WASHINGTON (AP) — Poised but defiant, Miss Canada will be vying for more than the winner's tiara when she competes in the annual Miss World pageant in Washington this weekend. Anastasia Lin wants to tell the world about the evil of organ-harvesting.
Lin was due to compete at Miss World last year when it was hosted by China but was barred from entering the country due to her activism against persecution of Falun Gong, a meditation practice that she follows and that China's government has outlawed.
U.K.-based Miss World is allowing her to compete again this year in the U.S. Some U.S. media organizations say Miss World, which has Chinese corporate sponsorship, has prevented them from speaking to Lin. But she was allowed to speak to The Associated Press in an interview Wednesday in which she spoke forthrightly about her cause, although she sidestepped questions about whether she had faced restrictions.
"Everybody is tied economically with China. China's soft power is so huge that no one really dares to speak up," said Lin, 26, at a hotel just outside Washington at the National Harbor in Oxon Hill, Maryland.
Lin, who was born in China and moved to Canada with her mother at age 13, has riled China's government with her public advocacy. She has alleged that tens of thousands of Falun Gong practitioners have been killed so their organs could be harvested and sold for transplants. She has spoken out at a U.S. congressional hearing, and since her exclusion from last year's pageant in China, she has attracted world media attention and given testimony before the British and European parliaments.
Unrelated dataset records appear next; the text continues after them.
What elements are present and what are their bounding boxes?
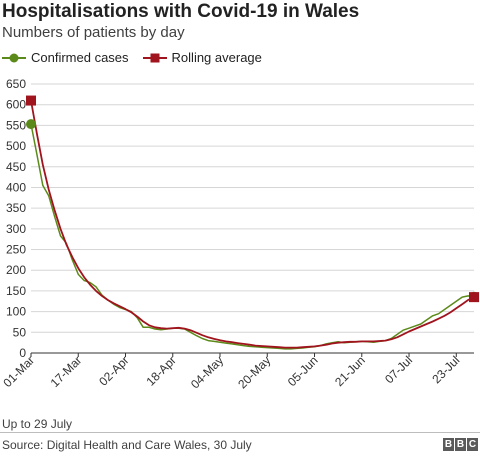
confirmed-cases-line: [30, 123, 475, 350]
footer-divider: [0, 432, 480, 433]
y-tick-label: 600: [6, 98, 26, 112]
chart-title: Hospitalisations with Covid-19 in Wales: [2, 1, 360, 22]
source-text: Source: Digital Health and Care Wales, 3…: [2, 438, 252, 452]
chart-legend: Confirmed cases Rolling average: [2, 50, 276, 65]
line-chart: 0 50 100 150 200 250 300 350 400 450 500 550 600 650 0…: [0, 77, 479, 391]
y-tick-label: 500: [6, 139, 26, 153]
y-tick-label: 200: [6, 263, 26, 277]
y-tick-label: 450: [6, 160, 26, 174]
footnote: Up to 29 July: [2, 417, 73, 431]
square-marker-icon: [142, 53, 167, 62]
x-tick-label: 18-Apr: [144, 353, 179, 388]
rolling-average-marker: [26, 95, 36, 106]
x-tick-label: 05-Jun: [285, 353, 321, 389]
rolling-average-marker: [469, 292, 479, 303]
bbc-logo: B B C: [442, 438, 478, 451]
y-tick-label: 250: [6, 243, 26, 257]
x-tick-label: 04-May: [188, 353, 226, 391]
x-tick-label: 23-Jul: [429, 353, 462, 386]
bbc-logo-letter: B: [443, 438, 454, 451]
x-tick-label: 07-Jul: [382, 353, 415, 386]
y-tick-label: 350: [6, 201, 26, 215]
x-tick-label: 17-Mar: [48, 353, 85, 390]
y-tick-label: 50: [13, 325, 27, 339]
y-tick-label: 650: [6, 77, 26, 91]
rolling-average-line: [30, 100, 475, 349]
confirmed-cases-marker: [26, 119, 36, 130]
y-tick-label: 550: [6, 118, 26, 132]
y-tick-label: 400: [6, 180, 26, 194]
y-tick-label: 150: [6, 284, 26, 298]
y-tick-label: 300: [6, 222, 26, 236]
legend-item-rolling: Rolling average: [142, 50, 262, 65]
bbc-logo-letter: C: [467, 438, 478, 451]
legend-label-rolling: Rolling average: [171, 50, 262, 65]
y-tick-label: 0: [19, 346, 26, 360]
bbc-logo-letter: B: [455, 438, 466, 451]
x-tick-label: 20-May: [235, 353, 273, 391]
y-tick-label: 100: [6, 305, 26, 319]
circle-marker-icon: [2, 53, 26, 62]
legend-label-confirmed: Confirmed cases: [31, 50, 129, 65]
x-tick-label: 02-Apr: [96, 353, 131, 388]
legend-item-confirmed: Confirmed cases: [2, 50, 129, 65]
x-tick-label: 21-Jun: [332, 353, 368, 389]
chart-subtitle: Numbers of patients by day: [2, 24, 185, 41]
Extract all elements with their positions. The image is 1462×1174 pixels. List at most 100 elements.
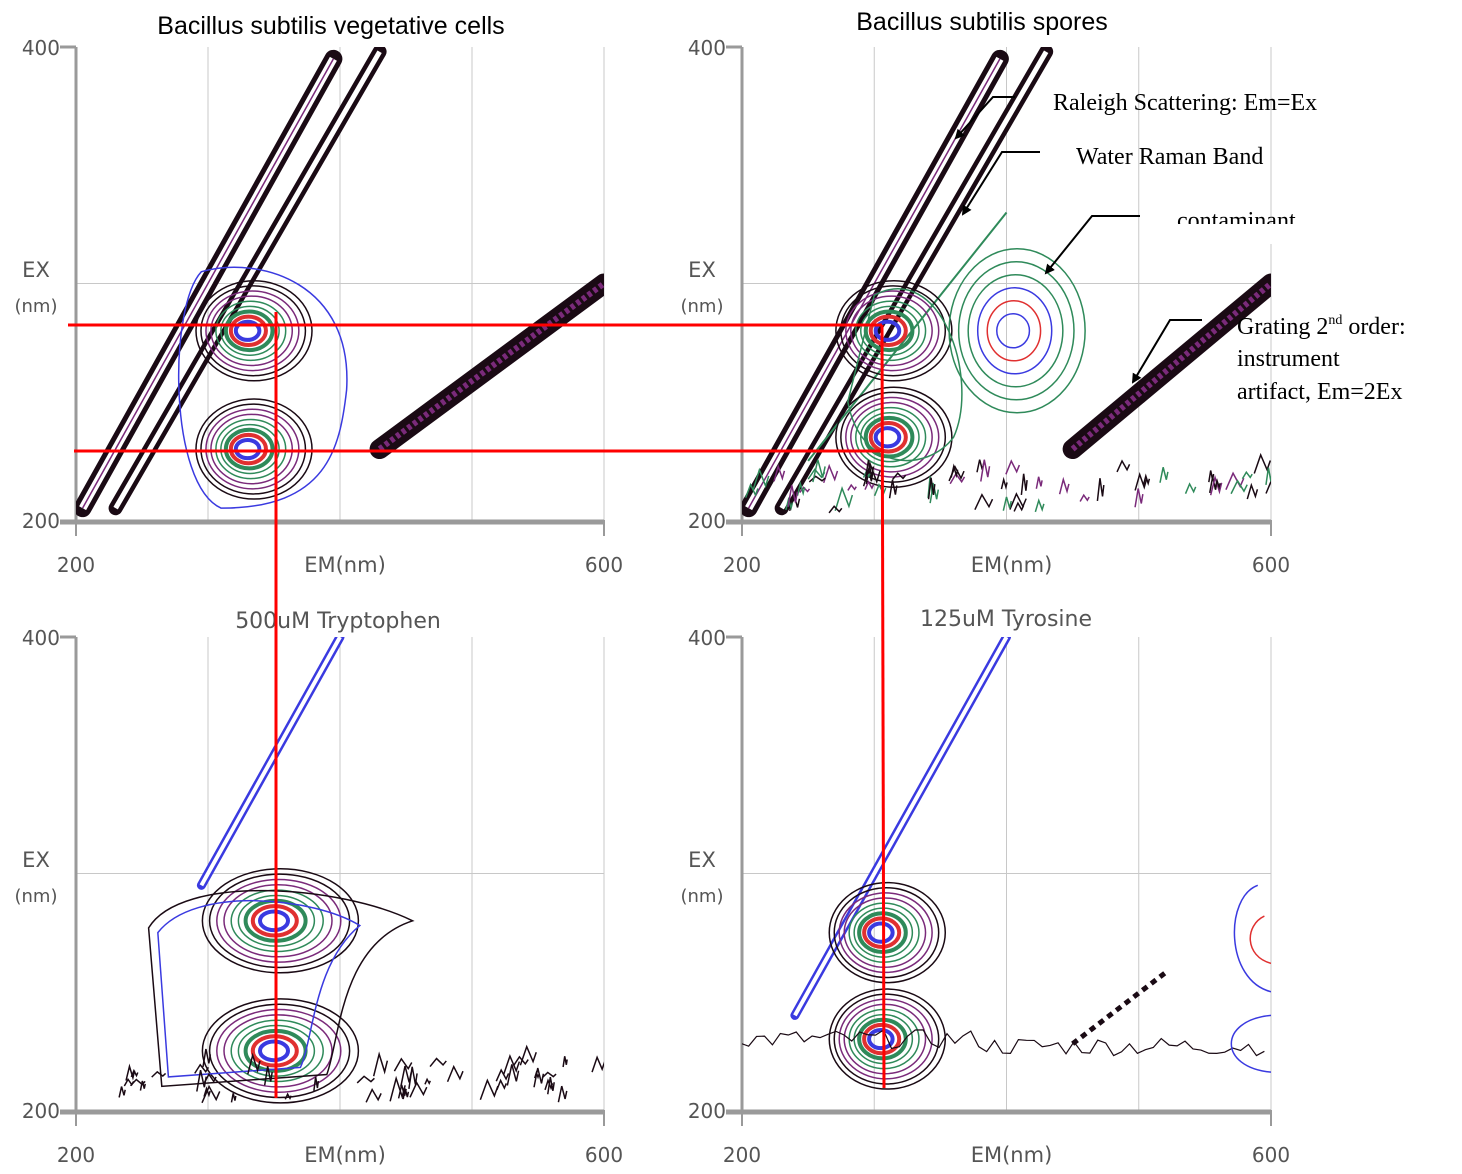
y-tick-label-400: 400 bbox=[22, 36, 60, 60]
noise-contour bbox=[865, 469, 874, 485]
noise-contour bbox=[1265, 479, 1271, 494]
contour-ring bbox=[863, 415, 915, 459]
guide-line-em-spores bbox=[880, 324, 886, 1089]
y-tick-label-400: 400 bbox=[22, 626, 60, 650]
grating-band-core bbox=[377, 281, 604, 452]
contour-ring bbox=[860, 412, 920, 463]
noise-contour bbox=[506, 1064, 520, 1086]
noise-contour bbox=[822, 463, 839, 484]
panel-title-vegetative-cells: Bacillus subtilis vegetative cells bbox=[157, 12, 504, 40]
contour-ring bbox=[828, 988, 947, 1090]
noise-contour bbox=[202, 1048, 212, 1068]
noise-contour bbox=[519, 1044, 537, 1066]
baseline-contour bbox=[742, 1029, 1265, 1057]
contour-ring bbox=[976, 287, 1053, 375]
eem-panel-vegetative-cells: 400 200 200 600 EM(nm) EX (nm) bbox=[15, 36, 624, 577]
contour-ring bbox=[845, 396, 940, 478]
noise-contour bbox=[409, 1081, 428, 1098]
noise-contour bbox=[1253, 452, 1271, 474]
contour-ring bbox=[948, 248, 1086, 414]
panel-title-spores: Bacillus subtilis spores bbox=[856, 8, 1108, 36]
edge-contour bbox=[1249, 915, 1271, 965]
y-axis-label-unit: (nm) bbox=[15, 296, 58, 317]
contour-ring bbox=[200, 403, 307, 495]
contour-ring bbox=[838, 998, 933, 1080]
noise-contour bbox=[557, 1085, 568, 1103]
noise-contour bbox=[541, 1071, 557, 1079]
contour-ring bbox=[216, 1008, 342, 1093]
contour-ring bbox=[258, 1039, 290, 1063]
noise-contour bbox=[1096, 478, 1105, 502]
contour-ring bbox=[855, 406, 927, 468]
contour-envelope bbox=[847, 288, 963, 462]
noise-contour bbox=[479, 1078, 499, 1100]
contour-ring bbox=[868, 314, 908, 348]
contour-ring bbox=[850, 401, 933, 473]
x-axis-label: EM(nm) bbox=[971, 1143, 1053, 1167]
noise-contour bbox=[891, 472, 907, 481]
contour-ring bbox=[233, 319, 262, 342]
y-tick-label-400: 400 bbox=[688, 36, 726, 60]
eem-panel-tryptophan: 400 200 200 600 EM(nm) EX (nm) bbox=[15, 626, 624, 1167]
label-crop-mask bbox=[1170, 224, 1310, 244]
contour-ring bbox=[855, 300, 927, 362]
arrow-raman bbox=[961, 151, 1040, 216]
label-water-raman-band: Water Raman Band bbox=[1076, 144, 1263, 170]
contour-ring bbox=[986, 300, 1042, 362]
contour-ring bbox=[840, 285, 947, 377]
noise-contour bbox=[1265, 467, 1271, 485]
noise-contour bbox=[123, 1077, 135, 1087]
panel-title-tyrosine: 125uM Tyrosine bbox=[920, 607, 1092, 632]
noise-contour bbox=[393, 1057, 413, 1072]
noise-contour bbox=[130, 1068, 139, 1078]
contour-ring bbox=[220, 305, 280, 356]
noise-contour bbox=[533, 1070, 540, 1080]
contour-ring bbox=[868, 421, 908, 454]
contour-ring bbox=[195, 280, 313, 382]
noise-contour bbox=[796, 480, 806, 497]
contour-ring bbox=[223, 884, 333, 958]
panel-title-tryptophan: 500uM Tryptophen bbox=[235, 609, 441, 634]
raman-band-core bbox=[113, 50, 382, 510]
contour-ring bbox=[215, 418, 287, 480]
noise-contour bbox=[808, 475, 826, 483]
contour-envelope bbox=[147, 889, 415, 1088]
noise-contour bbox=[1009, 492, 1027, 510]
contour-ring bbox=[220, 423, 280, 475]
noise-contour bbox=[1116, 459, 1131, 473]
noise-contour bbox=[356, 1075, 375, 1084]
contour-ring bbox=[223, 1014, 333, 1088]
contour-ring bbox=[233, 437, 262, 461]
y-axis-label-ex: EX bbox=[22, 258, 50, 282]
noise-contour bbox=[1034, 498, 1045, 513]
noise-contour bbox=[1159, 467, 1169, 483]
noise-contour bbox=[980, 459, 991, 482]
contour-ring bbox=[862, 1022, 902, 1056]
contour-ring bbox=[835, 280, 953, 382]
noise-contour bbox=[372, 1051, 389, 1077]
rayleigh-band-inner bbox=[81, 58, 335, 509]
noise-contour bbox=[591, 1055, 604, 1073]
noise-contour bbox=[1005, 459, 1021, 475]
rayleigh-band-core bbox=[199, 637, 342, 887]
noise-contour bbox=[1020, 473, 1028, 496]
noise-contour bbox=[773, 463, 786, 482]
y-axis-label-ex: EX bbox=[22, 848, 50, 872]
y-axis-label-ex: EX bbox=[688, 258, 716, 282]
x-tick-label-600: 600 bbox=[585, 1143, 623, 1167]
arrow-contaminant bbox=[1044, 215, 1140, 275]
noise-contour bbox=[446, 1064, 464, 1083]
noise-contour bbox=[812, 459, 826, 483]
noise-contour bbox=[118, 1086, 126, 1098]
contour-ring bbox=[867, 1027, 895, 1051]
contour-ring bbox=[205, 290, 300, 372]
eem-panel-tyrosine: 400 200 200 600 EM(nm) EX (nm) bbox=[681, 626, 1291, 1167]
contour-ring bbox=[850, 295, 933, 367]
contour-ring bbox=[216, 878, 342, 963]
x-tick-label-600: 600 bbox=[1252, 553, 1290, 577]
noise-contour bbox=[1079, 493, 1090, 502]
contour-ring bbox=[205, 408, 300, 490]
contour-ring bbox=[228, 432, 268, 466]
contour-ring bbox=[201, 868, 360, 974]
noise-contour bbox=[502, 1053, 521, 1075]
She says the Miss World pageant, in which contestants each present a cause or platform, is another opportunity to speak out and give people hope.
"I'm talking about organs being taken from prisoners of conscience, meaning citizens who have not done anything wrong but to speak their mind and believe what they believe in. It's like innocent citizens being killed for their organs and their body parts sold for profits. It's happening and people need to pay attention to it," Lin said.
Chinese Embassy spokeswoman Fang Hong said the allegations of the Chinese government harvesting organs are "sheer fabrications of the Falun Gong cult."
The Chinese government outlawed Falun Gong in 1999, saying the group had attracted 70 million followers and was a threat to social stability. As of 2015, the government claimed it was ending the long-standing practice of involuntarily harvesting the organs of executed prisoners for use in donor transplants, and had replaced it with a voluntary donor system, but international medical professionals and human rights advocates question whether that has happened.
Lin said Falun Gong emphasizes "truthfulness, compassion and tolerance" and is persecuted because encourages independent thought.
Lin is also an actress. She played a Falun Gong prisoner and organ-harvesting victim in a Canadian-made movie, "The Bleeding Edge," which was screened late Wednesday at a theater in Washington by the activist group, Victims of Communism Memorial Foundation.
In an apparent sign that the Miss World organization was easing constraints on her, Lin attended the screening.
She said that even Western governments are leery of criticizing China.
"Governments are not really speaking out, even for their Chinese citizens outside of China," she said. "Last year when I was banned, the Canadian government did not really take a stand," she said.
Lin said that her father, who lives in China, has faced severe pressure, including multiple lawsuits hurting his business selling medical equipment and has been prevented from traveling from China to attend the pageant. Those allegations could not be independently confirmed by AP.
Beyond the promotional video on her social media feed, Lin said she'll only have a fleeting chance to speak out at the Miss World ceremonies, and that's only if she makes the top 10, but she's determined to stay the course.
"I'm going to stick here to the end because I know that this Miss World final is going to be watched by a billion people around the world, and it's going to be broadcast to China," she said. "I have traveled a long journey to (get) here and I want the people to see me on that show. I want them to see that I have not given up."